We still do not have these in our lab since they are very highly demanded-products.
Final Words
Regular readers of STH have seen probably a dozen reviews of systems with the NVIDIA A100. Since the NVIDIA A100 is a hot topic given the OpenAI ChatGPT and now the Microsoft Bing integration, we thought it was worthwhile to show folks what these cards are. While the NVIDIA A100 and new H100 are called “GPUs” and may be more expensive than their desktop gaming brethren like the NVIDIA GeForce RTX 4090, they are really high-performance computing accelerators tuned for AI workloads.
As always, stay tuned to STH for more A100 and H100 system reviews.
Torque wrench, U$80: https://www.firstinfo.com.tw/product-14(6-35mm)-Hex–Dr–Mini-Torque-Screwdriver-0-05-0-6Nm-H5177.html – $350 is a lot, we are not NASA: https://space.stackexchange.com/a/22190
Rob – the issue is the tolerance. The SXM GPUs have such tight tolerances that the +/- values can be outside of the range of what the GPU can handle.
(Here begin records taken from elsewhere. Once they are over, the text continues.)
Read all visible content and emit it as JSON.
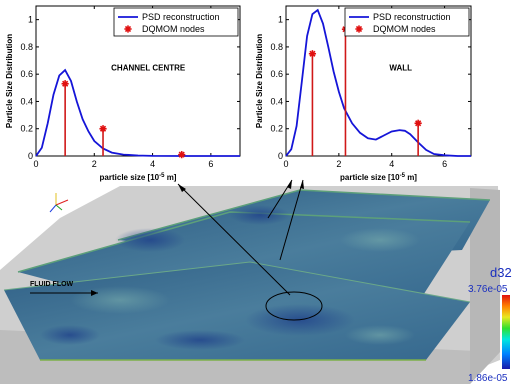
{
  "colors": {
    "psd_line": "#1515d8",
    "node_marker": "#e01010",
    "node_stem": "#d01818",
    "colorbar_label": "#1a2fbf",
    "domain_fill": "#3f6f92",
    "wall_grey": "#c9c9c9"
  },
  "left_plot": {
    "annotation": "CHANNEL CENTRE",
    "legend": {
      "psd": "PSD reconstruction",
      "nodes": "DQMOM nodes"
    }
  },
  "right_plot": {
    "annotation": "WALL",
    "legend": {
      "psd": "PSD reconstruction",
      "nodes": "DQMOM nodes"
    }
  },
  "axes": {
    "y_label": "Particle Size Distribution",
    "x_label_prefix": "particle size [10",
    "x_label_exp": "-5",
    "x_label_suffix": " m]",
    "x_ticks": [
      "0",
      "2",
      "4",
      "6"
    ],
    "y_ticks": [
      "0",
      "0.2",
      "0.4",
      "0.6",
      "0.8",
      "1"
    ]
  },
  "flow_label": "FLUID FLOW",
  "colorbar": {
    "title": "d32",
    "max_label": "3.76e-05",
    "min_label": "1.86e-05"
  },
  "chart_data": [
    {
      "type": "line",
      "title": "",
      "annotation": "CHANNEL CENTRE",
      "xlabel": "particle size [10^-5 m]",
      "ylabel": "Particle Size Distribution",
      "xlim": [
        0,
        7
      ],
      "ylim": [
        0,
        1.1
      ],
      "series": [
        {
          "name": "PSD reconstruction",
          "x": [
            0,
            0.2,
            0.4,
            0.6,
            0.8,
            1.0,
            1.2,
            1.4,
            1.6,
            1.8,
            2.0,
            2.3,
            2.6,
            3.0,
            3.5,
            4.0,
            5.0,
            6.0,
            7.0
          ],
          "y": [
            0,
            0.06,
            0.24,
            0.45,
            0.59,
            0.63,
            0.55,
            0.4,
            0.27,
            0.18,
            0.11,
            0.055,
            0.025,
            0.01,
            0.004,
            0.001,
            0,
            0,
            0
          ]
        },
        {
          "name": "DQMOM nodes",
          "x": [
            1.0,
            2.3,
            5.0
          ],
          "y": [
            0.53,
            0.2,
            0.01
          ]
        }
      ],
      "legend": "top-right"
    },
    {
      "type": "line",
      "title": "",
      "annotation": "WALL",
      "xlabel": "particle size [10^-5 m]",
      "ylabel": "Particle Size Distribution",
      "xlim": [
        0,
        7
      ],
      "ylim": [
        0,
        1.1
      ],
      "series": [
        {
          "name": "PSD reconstruction",
          "x": [
            0,
            0.2,
            0.4,
            0.6,
            0.8,
            1.0,
            1.2,
            1.4,
            1.6,
            1.8,
            2.0,
            2.2,
            2.5,
            2.8,
            3.1,
            3.4,
            3.7,
            4.0,
            4.3,
            4.5,
            4.7,
            5.0,
            5.3,
            5.6,
            6.0,
            6.5,
            7.0
          ],
          "y": [
            0,
            0.05,
            0.22,
            0.55,
            0.88,
            1.04,
            1.07,
            0.97,
            0.8,
            0.62,
            0.47,
            0.35,
            0.24,
            0.17,
            0.13,
            0.12,
            0.15,
            0.18,
            0.19,
            0.185,
            0.16,
            0.1,
            0.045,
            0.015,
            0.005,
            0,
            0
          ]
        },
        {
          "name": "DQMOM nodes",
          "x": [
            1.0,
            2.25,
            5.0
          ],
          "y": [
            0.75,
            0.93,
            0.24
          ]
        }
      ],
      "legend": "top-right"
    }
  ]
}
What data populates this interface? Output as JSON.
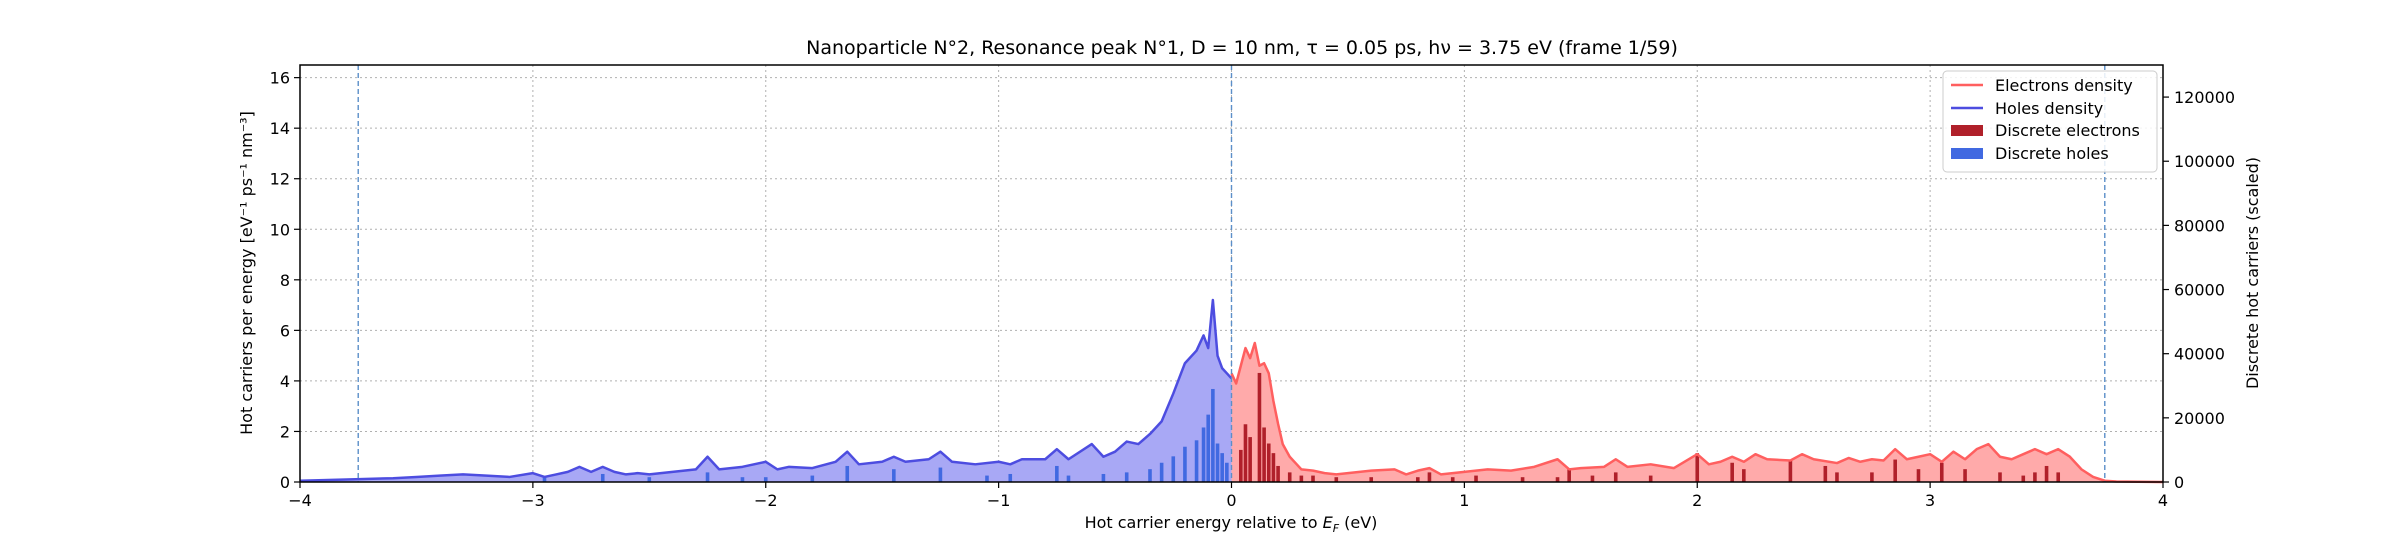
{
  "chart_data": {
    "type": "area",
    "title": "Nanoparticle N°2, Resonance peak N°1, D = 10 nm, τ = 0.05 ps, hν = 3.75 eV   (frame 1/59)",
    "xlabel": "Hot carrier energy relative to E_F (eV)",
    "ylabel": "Hot carriers per energy [eV⁻¹ ps⁻¹ nm⁻³]",
    "ylabel_right": "Discrete hot carriers (scaled)",
    "xlim": [
      -4,
      4
    ],
    "ylim": [
      0,
      16.5
    ],
    "ylim_right": [
      0,
      130000
    ],
    "x_ticks": [
      -4,
      -3,
      -2,
      -1,
      0,
      1,
      2,
      3,
      4
    ],
    "x_tick_labels": [
      "−4",
      "−3",
      "−2",
      "−1",
      "0",
      "1",
      "2",
      "3",
      "4"
    ],
    "y_ticks": [
      0,
      2,
      4,
      6,
      8,
      10,
      12,
      14,
      16
    ],
    "y_tick_labels": [
      "0",
      "2",
      "4",
      "6",
      "8",
      "10",
      "12",
      "14",
      "16"
    ],
    "y_right_ticks": [
      0,
      20000,
      40000,
      60000,
      80000,
      100000,
      120000
    ],
    "y_right_tick_labels": [
      "0",
      "20000",
      "40000",
      "60000",
      "80000",
      "100000",
      "120000"
    ],
    "grid": true,
    "legend_position": "top-right",
    "vlines": [
      -3.75,
      0,
      3.75
    ],
    "colors": {
      "electrons_line": "#ff5f5f",
      "electrons_fill": "#ffaaaa",
      "holes_line": "#4d4de0",
      "holes_fill": "#a8a8f5",
      "discrete_electrons": "#b0202a",
      "discrete_holes": "#4169e1",
      "vline": "#5b8fc9"
    },
    "series": [
      {
        "name": "Electrons density",
        "kind": "line",
        "x": [
          0.0,
          0.02,
          0.04,
          0.06,
          0.08,
          0.1,
          0.12,
          0.14,
          0.16,
          0.18,
          0.2,
          0.22,
          0.25,
          0.28,
          0.3,
          0.35,
          0.4,
          0.45,
          0.5,
          0.6,
          0.7,
          0.75,
          0.8,
          0.85,
          0.9,
          1.0,
          1.1,
          1.2,
          1.3,
          1.4,
          1.45,
          1.5,
          1.6,
          1.65,
          1.7,
          1.8,
          1.9,
          2.0,
          2.05,
          2.1,
          2.15,
          2.2,
          2.25,
          2.3,
          2.4,
          2.45,
          2.5,
          2.6,
          2.65,
          2.7,
          2.75,
          2.8,
          2.85,
          2.9,
          2.95,
          3.0,
          3.05,
          3.1,
          3.15,
          3.2,
          3.25,
          3.3,
          3.35,
          3.4,
          3.45,
          3.5,
          3.55,
          3.6,
          3.65,
          3.7,
          3.75,
          3.8,
          4.0
        ],
        "y": [
          4.3,
          3.9,
          4.6,
          5.3,
          4.9,
          5.5,
          4.6,
          4.7,
          4.3,
          3.2,
          2.3,
          1.5,
          1.0,
          0.7,
          0.5,
          0.45,
          0.35,
          0.3,
          0.35,
          0.45,
          0.5,
          0.3,
          0.45,
          0.55,
          0.3,
          0.4,
          0.5,
          0.45,
          0.6,
          0.9,
          0.5,
          0.55,
          0.6,
          0.9,
          0.6,
          0.7,
          0.55,
          1.1,
          0.7,
          0.8,
          1.0,
          0.8,
          1.1,
          0.9,
          0.85,
          1.1,
          0.9,
          0.75,
          0.95,
          0.8,
          0.9,
          0.85,
          1.3,
          0.9,
          1.0,
          1.1,
          0.8,
          1.2,
          0.9,
          1.3,
          1.5,
          1.0,
          0.9,
          1.1,
          1.3,
          1.1,
          1.3,
          1.0,
          0.5,
          0.2,
          0.05,
          0.02,
          0.0
        ]
      },
      {
        "name": "Holes density",
        "kind": "line",
        "x": [
          -4.0,
          -3.8,
          -3.6,
          -3.5,
          -3.4,
          -3.3,
          -3.2,
          -3.1,
          -3.0,
          -2.95,
          -2.9,
          -2.85,
          -2.8,
          -2.75,
          -2.7,
          -2.65,
          -2.6,
          -2.55,
          -2.5,
          -2.4,
          -2.3,
          -2.25,
          -2.2,
          -2.1,
          -2.0,
          -1.95,
          -1.9,
          -1.8,
          -1.7,
          -1.65,
          -1.6,
          -1.5,
          -1.45,
          -1.4,
          -1.3,
          -1.25,
          -1.2,
          -1.1,
          -1.0,
          -0.95,
          -0.9,
          -0.8,
          -0.75,
          -0.7,
          -0.6,
          -0.55,
          -0.5,
          -0.45,
          -0.4,
          -0.35,
          -0.3,
          -0.25,
          -0.2,
          -0.15,
          -0.12,
          -0.1,
          -0.08,
          -0.06,
          -0.04,
          -0.02,
          0.0
        ],
        "y": [
          0.05,
          0.1,
          0.15,
          0.2,
          0.25,
          0.3,
          0.25,
          0.2,
          0.35,
          0.2,
          0.3,
          0.4,
          0.6,
          0.4,
          0.6,
          0.4,
          0.3,
          0.35,
          0.3,
          0.4,
          0.5,
          1.0,
          0.5,
          0.6,
          0.8,
          0.5,
          0.6,
          0.55,
          0.8,
          1.2,
          0.7,
          0.8,
          1.0,
          0.8,
          0.9,
          1.2,
          0.8,
          0.7,
          0.8,
          0.7,
          0.9,
          0.9,
          1.3,
          0.9,
          1.5,
          1.0,
          1.2,
          1.6,
          1.5,
          1.9,
          2.4,
          3.5,
          4.7,
          5.2,
          5.8,
          5.3,
          7.2,
          5.0,
          4.5,
          4.3,
          4.1
        ]
      },
      {
        "name": "Discrete electrons",
        "kind": "bar",
        "x": [
          0.04,
          0.06,
          0.08,
          0.12,
          0.14,
          0.16,
          0.18,
          0.2,
          0.25,
          0.3,
          0.35,
          0.45,
          0.6,
          0.8,
          0.85,
          0.95,
          1.05,
          1.25,
          1.4,
          1.45,
          1.55,
          1.65,
          1.8,
          2.0,
          2.15,
          2.2,
          2.4,
          2.55,
          2.6,
          2.75,
          2.85,
          2.95,
          3.05,
          3.15,
          3.3,
          3.4,
          3.45,
          3.5,
          3.55
        ],
        "y": [
          10000,
          18000,
          14000,
          34000,
          17000,
          12000,
          9000,
          5000,
          3000,
          2000,
          2000,
          1500,
          1500,
          1500,
          3000,
          1500,
          2000,
          1500,
          1500,
          4000,
          2000,
          3000,
          2000,
          9000,
          6000,
          4000,
          7000,
          5000,
          3000,
          3000,
          7000,
          4000,
          6000,
          4000,
          3000,
          2000,
          3000,
          5000,
          3000
        ]
      },
      {
        "name": "Discrete holes",
        "kind": "bar",
        "x": [
          -2.95,
          -2.7,
          -2.5,
          -2.25,
          -2.1,
          -2.0,
          -1.8,
          -1.65,
          -1.45,
          -1.25,
          -1.05,
          -0.95,
          -0.75,
          -0.7,
          -0.55,
          -0.45,
          -0.35,
          -0.3,
          -0.25,
          -0.2,
          -0.15,
          -0.12,
          -0.1,
          -0.08,
          -0.06,
          -0.04,
          -0.02
        ],
        "y": [
          1500,
          2500,
          1500,
          3000,
          1500,
          1500,
          2000,
          5000,
          4000,
          4500,
          2000,
          2500,
          5000,
          2000,
          2500,
          3000,
          4000,
          6000,
          8000,
          11000,
          13000,
          17000,
          21000,
          29000,
          12000,
          9000,
          6000
        ]
      }
    ]
  }
}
That leads to cracked GPUs. This is why NVIDIA does not sell A100/H100 SXM GPUs, only Delta (8x GPU) and Redstone (4x GPU) assemblies.
I had the pleasure of setting up and using a 12 node 8×A100/80 cluster. Going back to “normal” software development makes me yearn for the power. Software, including Kubeflow, and Wandb really ties the system together.
There is no cooling paste involved?
Ed – Typically, in servers, thermal paste is pre-screened on heatsinks. For SXM GPUs, if the paste is too thick, it will actually crack the exposed GPU chips. A top 3 server OEM screened slightly too much and that took out many V100’s back in the day. Now these are sold pre-assembled into larger assemblies so that and the torque variance are less of an issue. Still, even on the server CPU space, 99%+ of servers deployed do not have people applying their own paste. With the SXM GPUs, it is even less just because of how many have been cracked back in the P100/V100 generations.
How is it done with OAM parts such as the AMD Instinct or Intel GPU Max? Do they tend to be factory installed? If so are people commonly going to swap out one set of OAM parts from one manufacturer for another set from a different manufacturer on the same carrier board? What is the practical benefit for the extra hoop to jump through? Perhaps if you’re a chip designer designing a new product line it saves money by not needing to specify that part? Or you just might as well glom onto what already is available because there’s little advantage not to? Is “an open infrastructure for interoperable OAMs” actually taken advantage of practically?
How long before us humans are completely obsolete?